Silva, a longtime chief consultant in the state Senate, said the governor and lawmakers made the mistake of trying to jam budgets through each summer without taking a longer view of the structural problem.

The state’s budget challenge is viewed through a different lens today than when voters ousted Democratic Gov. Gray Davis and installed Schwarzenegger, optimistic that he had the independence and personality to see through permanent reforms. Voters now give Schwarzenegger the same low approval rating they gave Davis before he was booted from office and express skepticism that he and lawmakers can solve the state’s biggest problems.

“He came in riding a wave of protest about various things, but probably the centerpiece was the shape of the budget at the time,” said former state Assemblyman Roger Niello, R-Fair Oaks, who served as vice chairman of the Assembly Budget Committee. “He leaves with the centerpiece of our problems, obviously, being the budget.”

He said the job of making long-term structural fixes, such as realigning spending priorities and revamping the tax structure, might be too big even for a personality as outsized as Schwarzenegger.

Schwarzenegger, who had never held public office before running for governor, also squandered some opportunities early in his tenure.

His first act was to fulfill a campaign promise and roll back an increase in the vehicle license fee, a move that now costs the state about $6 billion a year. Schwarzenegger did not replace the fee or make corresponding spending cuts.

Kennedy defends the governor, saying he started off with a bad hand and had to undo an illegal maneuver by the Davis administration. She served as cabinet secretary and deputy chief of staff to Davis but left in early 2003, before he raised the vehicle fee.

In 2005, Schwarzenegger abandoned his California Performance Review, which recommended steps to eliminate waste and improve government efficiency.
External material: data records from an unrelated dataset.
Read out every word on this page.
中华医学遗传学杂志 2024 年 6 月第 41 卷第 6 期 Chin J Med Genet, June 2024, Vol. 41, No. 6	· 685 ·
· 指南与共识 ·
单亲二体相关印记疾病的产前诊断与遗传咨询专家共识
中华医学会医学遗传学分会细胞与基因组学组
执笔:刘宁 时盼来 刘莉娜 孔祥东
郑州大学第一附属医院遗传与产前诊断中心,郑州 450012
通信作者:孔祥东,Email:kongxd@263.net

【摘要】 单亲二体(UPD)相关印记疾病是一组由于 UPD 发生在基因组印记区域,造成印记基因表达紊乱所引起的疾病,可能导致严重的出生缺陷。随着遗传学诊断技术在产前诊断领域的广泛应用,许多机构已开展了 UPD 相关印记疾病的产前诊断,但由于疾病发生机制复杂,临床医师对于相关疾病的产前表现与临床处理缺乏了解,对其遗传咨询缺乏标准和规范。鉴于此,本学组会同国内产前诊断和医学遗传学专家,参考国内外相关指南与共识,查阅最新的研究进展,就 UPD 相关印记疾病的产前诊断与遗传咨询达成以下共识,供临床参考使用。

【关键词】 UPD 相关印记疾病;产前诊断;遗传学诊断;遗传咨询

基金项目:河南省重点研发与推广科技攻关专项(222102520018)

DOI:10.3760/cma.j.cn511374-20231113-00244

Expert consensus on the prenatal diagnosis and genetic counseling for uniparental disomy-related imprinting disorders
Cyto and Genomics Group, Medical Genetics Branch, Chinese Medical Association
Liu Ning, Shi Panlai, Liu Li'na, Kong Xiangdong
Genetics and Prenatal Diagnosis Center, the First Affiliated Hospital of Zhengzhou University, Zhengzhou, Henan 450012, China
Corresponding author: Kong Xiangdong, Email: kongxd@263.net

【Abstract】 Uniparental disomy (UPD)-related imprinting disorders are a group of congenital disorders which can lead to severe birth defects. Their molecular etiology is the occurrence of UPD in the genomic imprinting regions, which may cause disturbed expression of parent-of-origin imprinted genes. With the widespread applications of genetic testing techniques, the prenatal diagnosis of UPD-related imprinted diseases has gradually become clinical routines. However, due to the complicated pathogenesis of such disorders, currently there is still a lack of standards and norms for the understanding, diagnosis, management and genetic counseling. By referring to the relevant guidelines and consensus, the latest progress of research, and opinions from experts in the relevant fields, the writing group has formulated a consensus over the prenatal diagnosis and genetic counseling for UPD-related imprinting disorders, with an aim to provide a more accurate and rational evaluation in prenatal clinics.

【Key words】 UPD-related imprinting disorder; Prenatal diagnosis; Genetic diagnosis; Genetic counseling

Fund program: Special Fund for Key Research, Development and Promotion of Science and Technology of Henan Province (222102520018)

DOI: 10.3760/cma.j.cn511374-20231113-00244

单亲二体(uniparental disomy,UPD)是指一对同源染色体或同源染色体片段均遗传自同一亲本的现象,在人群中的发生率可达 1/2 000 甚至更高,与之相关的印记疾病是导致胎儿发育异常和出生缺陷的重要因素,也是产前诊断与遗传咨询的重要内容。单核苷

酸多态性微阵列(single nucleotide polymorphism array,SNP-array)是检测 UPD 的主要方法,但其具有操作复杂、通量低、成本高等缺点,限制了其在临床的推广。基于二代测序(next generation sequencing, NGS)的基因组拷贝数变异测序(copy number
He did so just before the Little Hoover Commission was expected to recommend against the proposals.

Later that year, he called a special election to address a host of issues, only one of which — to establish a state cap on spending — dealt directly with budget reform. The others sought redistricting reform, lengthening the time it would take teachers to get tenure and reducing the ability of public employee unions to raise dues, a move that was intended to reduce political donations for Democratic candidates and causes.

All four were trounced at the polls, forcing Schwarzenegger to retrench.

“He kind of had his head handed to him on a platter after that election,” Niello said. “That really changed things.”

Schwarzenegger then sought to work with Democrats, the Legislature’s majority party, and essentially dropped work on budget and tax reform during the heart of his time in office.

In 2006 and 2007, he and the Legislature campaigned for $37 billion in public works bonds, passed a landmark greenhouse gas emissions law and pursued an ultimately unsuccessful reform of the health care market.

Schwarzenegger took up tax reform well after the recession had begun battering California’s economy, but by then he was unable to build the legislative coalitions he needed for serious reforms.

In May 2009, voters rejected measures placed on the ballot by Schwarzenegger and the Legislature for a spending cap and rainy day fund, in part because they were tied to temporary extensions of tax and fee increases. The tax commission submitted its report in September 2009, but it was quickly shelved by lawmakers.

“At that point, it was too late frankly to solve the budget problem before his term ended,” Niello said.